The number and design of busbars (BB) in photovoltaic (PV) panels significantly affect their performance, efficiency, durability, and overall cost. Busbars are thin metal strips or wires that collect and conduct electricity from the photovoltaic cells to an external circuit. In recent years, PV panel manufacturers have been increasing the number of busbars to enhance panel performance.
1. Efficiency and Power Output:
- Higher Busbar Count (e.g., 9BB, 12BB, 16BB, 18BB):
- Increased Efficiency: More busbars mean the distance the current has to travel within the cell is reduced, which lowers the series resistance. This can enhance the cell’s efficiency by reducing resistive power losses.
- Better Current Collection: More busbars improve the current collection efficiency since the electric current has more pathways to reach the external circuit, resulting in better overall panel performance.
- Reduction of Power Losses: Higher busbar counts reduce electrical resistance and thus lower power losses within the panel. This can slightly increase the power output, especially under conditions where high current is involved.
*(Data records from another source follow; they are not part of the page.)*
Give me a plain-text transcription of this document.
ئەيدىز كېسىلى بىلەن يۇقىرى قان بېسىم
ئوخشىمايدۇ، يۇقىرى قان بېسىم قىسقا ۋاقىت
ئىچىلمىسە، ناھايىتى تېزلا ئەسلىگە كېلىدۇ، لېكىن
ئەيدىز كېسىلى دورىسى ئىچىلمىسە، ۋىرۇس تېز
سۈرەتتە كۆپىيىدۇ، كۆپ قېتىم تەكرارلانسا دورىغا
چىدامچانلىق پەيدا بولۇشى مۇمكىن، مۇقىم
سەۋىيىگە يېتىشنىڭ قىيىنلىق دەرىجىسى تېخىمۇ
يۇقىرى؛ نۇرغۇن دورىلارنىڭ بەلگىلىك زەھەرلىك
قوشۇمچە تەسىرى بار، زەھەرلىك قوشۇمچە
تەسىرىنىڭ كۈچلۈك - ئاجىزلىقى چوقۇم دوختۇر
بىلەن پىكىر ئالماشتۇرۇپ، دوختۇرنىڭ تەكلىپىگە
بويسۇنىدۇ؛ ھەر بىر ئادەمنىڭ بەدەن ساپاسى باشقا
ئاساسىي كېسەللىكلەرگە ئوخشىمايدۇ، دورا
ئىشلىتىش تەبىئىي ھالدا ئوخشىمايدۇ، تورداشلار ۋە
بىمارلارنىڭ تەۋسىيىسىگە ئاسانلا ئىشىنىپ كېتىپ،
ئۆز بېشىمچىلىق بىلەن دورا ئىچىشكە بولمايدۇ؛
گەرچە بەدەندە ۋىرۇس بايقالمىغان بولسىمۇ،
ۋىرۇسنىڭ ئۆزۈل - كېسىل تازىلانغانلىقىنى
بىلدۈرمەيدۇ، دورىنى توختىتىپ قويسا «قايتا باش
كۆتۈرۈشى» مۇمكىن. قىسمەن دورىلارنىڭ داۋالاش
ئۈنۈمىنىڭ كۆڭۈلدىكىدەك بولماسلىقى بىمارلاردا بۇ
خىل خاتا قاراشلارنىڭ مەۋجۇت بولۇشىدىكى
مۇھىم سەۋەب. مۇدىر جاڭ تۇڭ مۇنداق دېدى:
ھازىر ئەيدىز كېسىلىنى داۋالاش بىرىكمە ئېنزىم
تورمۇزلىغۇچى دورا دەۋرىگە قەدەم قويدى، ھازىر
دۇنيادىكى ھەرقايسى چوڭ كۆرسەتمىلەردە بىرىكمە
- Lower Busbar Count (e.g., 2BB, 3BB, 4BB):
- Lower Efficiency: With fewer busbars, the current has to travel further across the cell, which increases resistance and power loss. This can reduce overall panel efficiency, especially in larger cells where the current has a greater distance to travel.
- Less Effective Current Collection: Fewer busbars provide fewer pathways for current collection, leading to slightly higher internal resistance and marginally lower power output.
2. Shading and Microcrack Resistance:
- Higher Busbar Count:
- Better Shading Tolerance: When part of a cell is shaded, it can block or reduce the output of the affected area. More busbars help distribute the electric current more evenly across the panel, making it less susceptible to shading losses. Even if one part of the cell is shaded, the remaining busbars can still effectively collect the current.
- Increased Durability: Microcracks in PV cells are inevitable due to manufacturing processes, handling, and environmental stresses like thermal cycling. Panels with more busbars are better at mitigating the impact of microcracks because the electric current can bypass the damaged areas and still flow through other busbars, reducing the effect on performance.
- Lower Busbar Count:
- Higher Sensitivity to Shading: Panels with fewer busbars are more affected by shading since there are fewer pathways for the current to bypass shaded or cracked areas. Even a small shaded area can have a significant impact on the panel’s output.
- Increased Impact of Microcracks: Fewer busbars mean that microcracks have a greater chance of disrupting the current flow, which can lead to larger performance losses over time.
3. Reduced Resistive Losses:
- Higher Busbar Count:
- Lower Resistive Losses: More busbars mean shorter distances for the current to travel, which reduces internal resistive losses (ohmic losses). This translates to slightly higher efficiency and less energy wasted as heat. Lower resistance also helps in maintaining a higher fill factor (FF), which is an important indicator of panel performance.
- Lower Busbar Count:
- Higher Resistive Losses: Fewer busbars result in longer current paths within the cell, increasing internal resistance. This leads to greater power loss as heat and can lower the panel’s fill factor, reducing overall efficiency.